CINCINNATI -- Jeff Pastor describes himself as a "New Age Republican."
What exactly that means will be up to Pastor himself to define, as this 34-year-old political newcomer officially takes his place on Cincinnati City Council this week.
Pastor has already proven that he can beat the odds. He won election to city council on his first try - as a Republican in a city that is becoming increasingly progressive.
“We are in the 21st century, and its time for Republican faces to reflect that change in our country,” Pastor said.
Pastor is one of three new city council members sworn into office on Jan. 2, as well as Tamaya Dennardand Greg Landsman. This is the latest in a series of stories on the new council members.
These three council newcomers who are younger, seemingly more open to compromise and less bound by party lines may ultimately change the atmosphere and voting patterns of this nine-person council.
How this new council reacts to big issues coming up this year -- such as improving city-wide transportation, creating a designated housing court and managing a very tight city budget -- remains to be seen.
But so far Pastor seems to be getting the most attention of the three newcomers. At least one council member, Chris Seelbach, criticized him on Dec. 17, when WCPO reported that Pastor had chosen a former Covington commissioner who had been at the center of a political scandal nearly a decade ago involving campaign pamphlets with anti-gay overtones, as his chief of staff.
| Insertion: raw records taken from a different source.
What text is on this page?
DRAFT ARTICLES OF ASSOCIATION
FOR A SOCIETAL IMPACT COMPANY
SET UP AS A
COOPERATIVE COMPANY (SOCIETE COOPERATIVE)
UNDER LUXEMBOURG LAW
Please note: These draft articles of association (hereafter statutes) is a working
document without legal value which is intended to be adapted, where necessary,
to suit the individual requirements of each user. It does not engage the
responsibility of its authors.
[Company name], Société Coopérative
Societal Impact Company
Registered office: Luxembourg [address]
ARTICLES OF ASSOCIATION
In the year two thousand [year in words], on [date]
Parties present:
Other council members have quietly wondered how Pastor will vote, who he will align himself with on council, and if he will vote along party lines.
“He will absolutely listen to what citizens and voters want,” said former Councilman Charlie Winburn, a Republican who was term-limited from running for council again. “He’s not going to be a party guy. He won’t let the Republican Party tell him what to do, and that’s a good thing.”
And Pastor freely admits that achieving results on council, even through compromise, is far more important than toeing the party line.
“That’s what they sent me here (City Hall) for: to be effective, not to toe their purist lines," Pastor said. "The election is over. This is a new era of governing.”
Political observers have quietly given Pastor the nickname of ‘the wild card’ because they are unsure how he will vote once he arrives at City Hall. They're also curious to see if Pastor's allegiance to the Republican Party will play into how he votes.
Pastor chuckled at the nickname, and said if people really want to understand him they should know he is driven by “facts, data and objectivity.”
“At the end of the day, I just want to get things done,” Pastor said. “I’ve never met a Republican or Democrat pothole. A pothole is a pothole, right?”
Perhaps Pastor’s biggest goal over the next four years is to reduce poverty in the city. That issue is very personal to Pastor.
He grew up in a house where his mother often worked multiple jobs, including as a Metro bus driver, to provide for himself and his three siblings, as well as a drug-addicted stepfather. But she made sure Pastor went to college.
Pastor has a Masters of Divinity and a Masters of Business Administration. He also served in the Ohio Army National Guard and as a chaplain candidate in the U.S. Naval Reserve. After working as a teacher at King Academy Community School, Pastor changed jobs last year and now works as the executive director for the Charles L. Shor Foundation for Epilepsy.
“I’ve watched how poor folks and middle income folks get trampled on for political gain,” Pastor said. “That gets me riled up. Wasting taxpayer dollars gets me riled up.”
Pastor can recite from memory the poverty rates of many neighborhoods in the city. He believes the solution comes from luring companies here that pay good wages, and training workers in high-demand skills.
Pastor is an avid reader, a fiscal conservative, and a free market capitalist who believes in market rate housing.
Pastor said he believes government should handle the basic services of the city – fixing potholes, replacing the Western Hills Viaduct, ensuring there are enough firefighters and police officers to keep the city safe. But he also believes the city must help solve the heroin crisis and drug addiction, poverty and mental health challenges for the poor.
“For the first year it’s learning the ropes,” Pastor said. “I know that I’m a rookie. I’m not here to be a hotshot, but I am here to use all of the tools that I have … to create policies that will foster economic growth in the city of Cincinnati.”